I wanted to grow up to be my own knight in shining armour. I shut myself off from all the teenage drama of love and worked on building the intellect, for I felt, that was something in my control. I figured that is something I could do gradually and gain acumen. I focused all my energies on creating a future for myself.
I grew up wanting to be self-sufficient, and I did. I never actively chased love and used to be one of those hardcore teenage girls who believed in independence and not need a guy to complete them. If you think this is where it is going to go into a regular love story, It does not.
I became independent and reasonably good at what I did. I was gradually beginning to be recognized for it, too – by colleagues, superiors, and friends. But I could never take a compliment. How could I? Surely, I could not be good enough. Years of convincing myself that I had flaws, that I was not the society’s conventional prototype of a girl, made that my whole truth. So much so that genuine compliments felt like misplaced flattery.
I have been my harshest critic for as long as I can remember. I could physically cringe for mistakes I made 10-12 years ago. That is how fresh the memories of my mistakes were still in my head.
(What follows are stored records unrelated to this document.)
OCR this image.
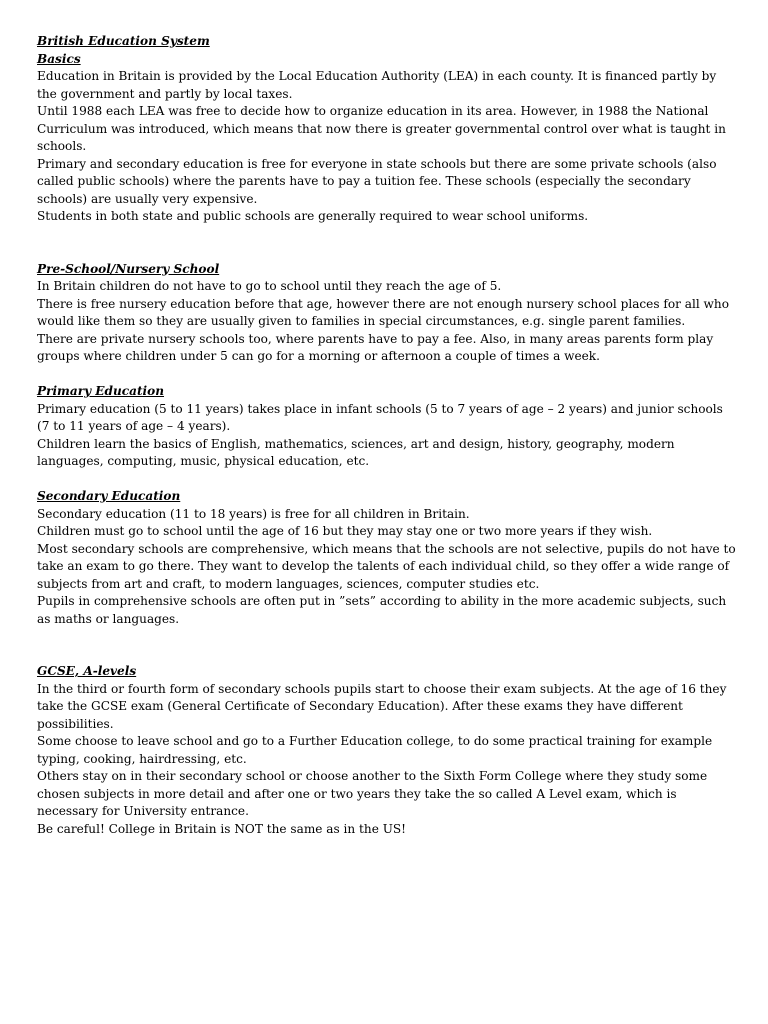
British Education System
Basics

Education in Britain is provided by the Local Education Authority (LEA) in each county. It is financed partly by the government and partly by local taxes.

Until 1988 each LEA was free to decide how to organize education in its area. However, in 1988 the National Curriculum was introduced, which means that now there is greater governmental control over what is taught in schools.

Primary and secondary education is free for everyone in state schools but there are some private schools (also called public schools) where the parents have to pay a tuition fee. These schools (especially the secondary schools) are usually very expensive.

Students in both state and public schools are generally required to wear school uniforms.

Pre-School/Nursery School

In Britain children do not have to go to school until they reach the age of 5.

There is free nursery education before that age, however there are not enough nursery school places for all who would like them so they are usually given to families in special circumstances, e.g. single parent families.

There are private nursery schools too, where parents have to pay a fee. Also, in many areas parents form play groups where children under 5 can go for a morning or afternoon a couple of times a week.

Primary Education

Primary education (5 to 11 years) takes place in infant schools (5 to 7 years of age – 2 years) and junior schools (7 to 11 years of age – 4 years).

Children learn the basics of English, mathematics, sciences, art and design, history, geography, modern languages, computing, music, physical education, etc.

Secondary Education

Secondary education (11 to 18 years) is free for all children in Britain.

Children must go to school until the age of 16 but they may stay one or two more years if they wish.

Most secondary schools are comprehensive, which means that the schools are not selective, pupils do not have to take an exam to go there. They want to develop the talents of each individual child, so they offer a wide range of subjects from art and craft, to modern languages, sciences, computer studies etc.

Pupils in comprehensive schools are often put in ”sets” according to ability in the more academic subjects, such as maths or languages.

GCSE, A-levels

In the third or fourth form of secondary schools pupils start to choose their exam subjects. At the age of 16 they take the GCSE exam (General Certificate of Secondary Education). After these exams they have different possibilities.

Some choose to leave school and go to a Further Education college, to do some practical training for example typing, cooking, hairdressing, etc.

Others stay on in their secondary school or choose another to the Sixth Form College where they study some chosen subjects in more detail and after one or two years they take the so called A Level exam, which is necessary for University entrance.

Be careful! College in Britain is NOT the same as in the US!
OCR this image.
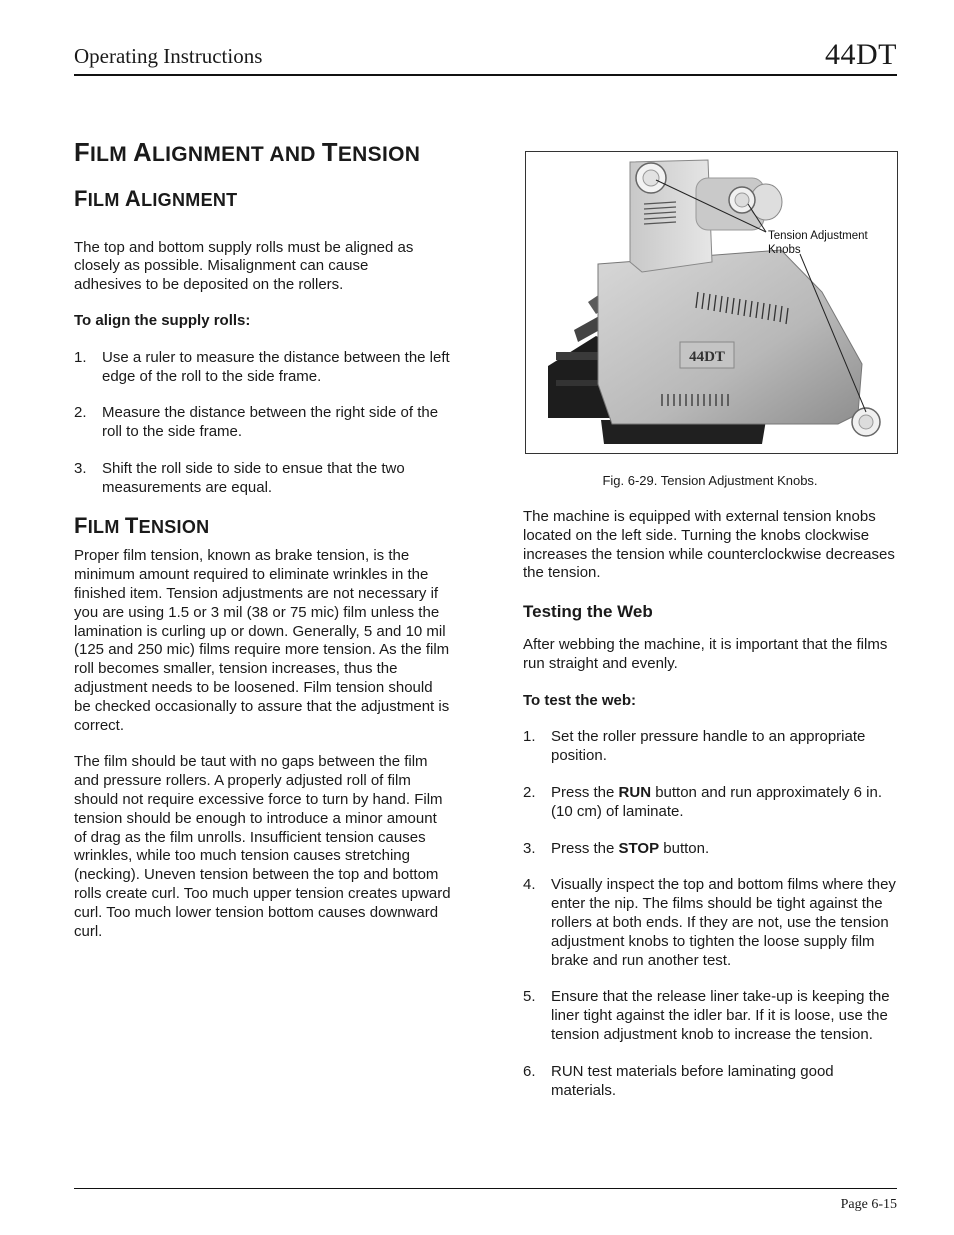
Operating Instructions	44DT
FILM ALIGNMENT AND TENSION
FILM ALIGNMENT

The top and bottom supply rolls must be aligned as closely as possible. Misalignment can cause adhesives to be deposited on the rollers.

To align the supply rolls:

1. Use a ruler to measure the distance between the left edge of the roll to the side frame.
2. Measure the distance between the right side of the roll to the side frame.
3. Shift the roll side to side to ensue that the two measurements are equal.
FILM TENSION

Proper film tension, known as brake tension, is the minimum amount required to eliminate wrinkles in the finished item. Tension adjustments are not necessary if you are using 1.5 or 3 mil (38 or 75 mic) film unless the lamination is curling up or down. Generally, 5 and 10 mil (125 and 250 mic) films require more tension. As the film roll becomes smaller, tension increases, thus the adjustment needs to be loosened. Film tension should be checked occasionally to assure that the adjustment is correct.

The film should be taut with no gaps between the film and pressure rollers. A properly adjusted roll of film should not require excessive force to turn by hand. Film tension should be enough to introduce a minor amount of drag as the film unrolls. Insufficient tension causes wrinkles, while too much tension causes stretching (necking). Uneven tension between the top and bottom rolls create curl. Too much upper tension creates upward curl. Too much lower tension bottom causes downward curl.

44DT
Tension Adjustment Knobs
Fig. 6-29. Tension Adjustment Knobs.

The machine is equipped with external tension knobs located on the left side. Turning the knobs clockwise increases the tension while counterclockwise decreases the tension.

Testing the Web

After webbing the machine, it is important that the films run straight and evenly.

To test the web:

1. Set the roller pressure handle to an appropriate position.
2. Press the RUN button and run approximately 6 in. (10 cm) of laminate.
3. Press the STOP button.
4. Visually inspect the top and bottom films where they enter the nip. The films should be tight against the rollers at both ends. If they are not, use the tension adjustment knobs to tighten the loose supply film brake and run another test.
5. Ensure that the release liner take-up is keeping the liner tight against the idler bar. If it is loose, use the tension adjustment knob to increase the tension.
6. RUN test materials before laminating good materials.
Page 6-15
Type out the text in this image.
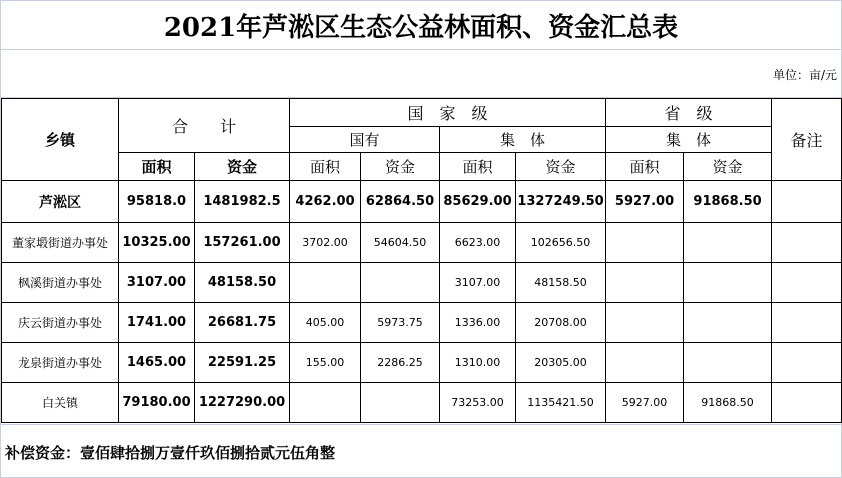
2021年芦淞区生态公益林面积、资金汇总表
单位：亩/元
乡镇	合　　计		国　家　级				省　级		备注
			国有		集　体		集　体		
	面积	资金	面积	资金	面积	资金	面积	资金	
芦淞区	95818.0	1481982.5	4262.00	62864.50	85629.00	1327249.50	5927.00	91868.50	
董家塅街道办事处	10325.00	157261.00	3702.00	54604.50	6623.00	102656.50			
枫溪街道办事处	3107.00	48158.50			3107.00	48158.50			
庆云街道办事处	1741.00	26681.75	405.00	5973.75	1336.00	20708.00			
龙泉街道办事处	1465.00	22591.25	155.00	2286.25	1310.00	20305.00			
白关镇	79180.00	1227290.00			73253.00	1135421.50	5927.00	91868.50	
补偿资金：壹佰肆拾捌万壹仟玖佰捌拾贰元伍角整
I never could allow for any mistakes. I had spent years of my childhood, convincing myself that my intellect was all I had to rely on. Not the street-smart intelligence but the bookish one. I assumed I had to work my up and build what I wanted from scratch with painstaking efforts. I was the girl who only had her logic and rationale to rely upon to make it happen in this world.
I started to feel this pressure a couple of years ago. I felt its nagging presence, heavy, dreary, holding me back. For every two steps, I moved forward, I could feel myself being pulled back by my own shackles and mistaken notions.
Until one day, I realized that my own words were limiting my freedom and path.
I convinced myself that this who I was, this is who I am, and that I cannot exist or survive any other way. That was the story I told myself, Shwetha Sivaraman, an average personality with sub-average looks can survive only if she worked really hard and made no mistakes. The story empowered me as much as it restricted me. It gave me the confidence that I could still make it in life, being average but left me no other way to be successful apart from toiling and grinding myself to the bone.
If you look into your lives, you will find similar stories that weigh you down. It could be anything really from “I am not lovable” to “I am a failure” or “I could never be lucky.” I read this quote somewhere that said
“Words are never ‘only words’; they matter because they define the contours of what we can do,”
This Valentine’s day let us let go of these stories and misplaced notions and widen the contours of what we can do.
“ I am enough. I am enough the way I am. I am enough, dark-skinned, or fair. I am enough, fat or thin. I am enough, and I do not need to make up for anything with something else. “
I was right about being my own knight in shining armour. But because I am enough and not because I do not deserve one.
You see, we have been learning it all wrong. Love is not about finding the perfect man. Love is not about being swept off your feet by prince charming. Love is not about beauty or anything skin-deep and superfluous. Love is not about being rescued.
Love is when you find it in yourself – in the boundless depths of self-acceptance, with no ifs and buts. Love is understanding without any judgment. Love is compassion for who you are. Love is acknowledging, being mindful of your limitations and to honour such boundaries. Love is to nurture yourself for all you could be. Love is the ability to forgive yourself for your mistakes.
This year on Valentine’s day, let us open up to accepting ourselves wholly and completely for love begins with us, all of us – not just the shiny highlights.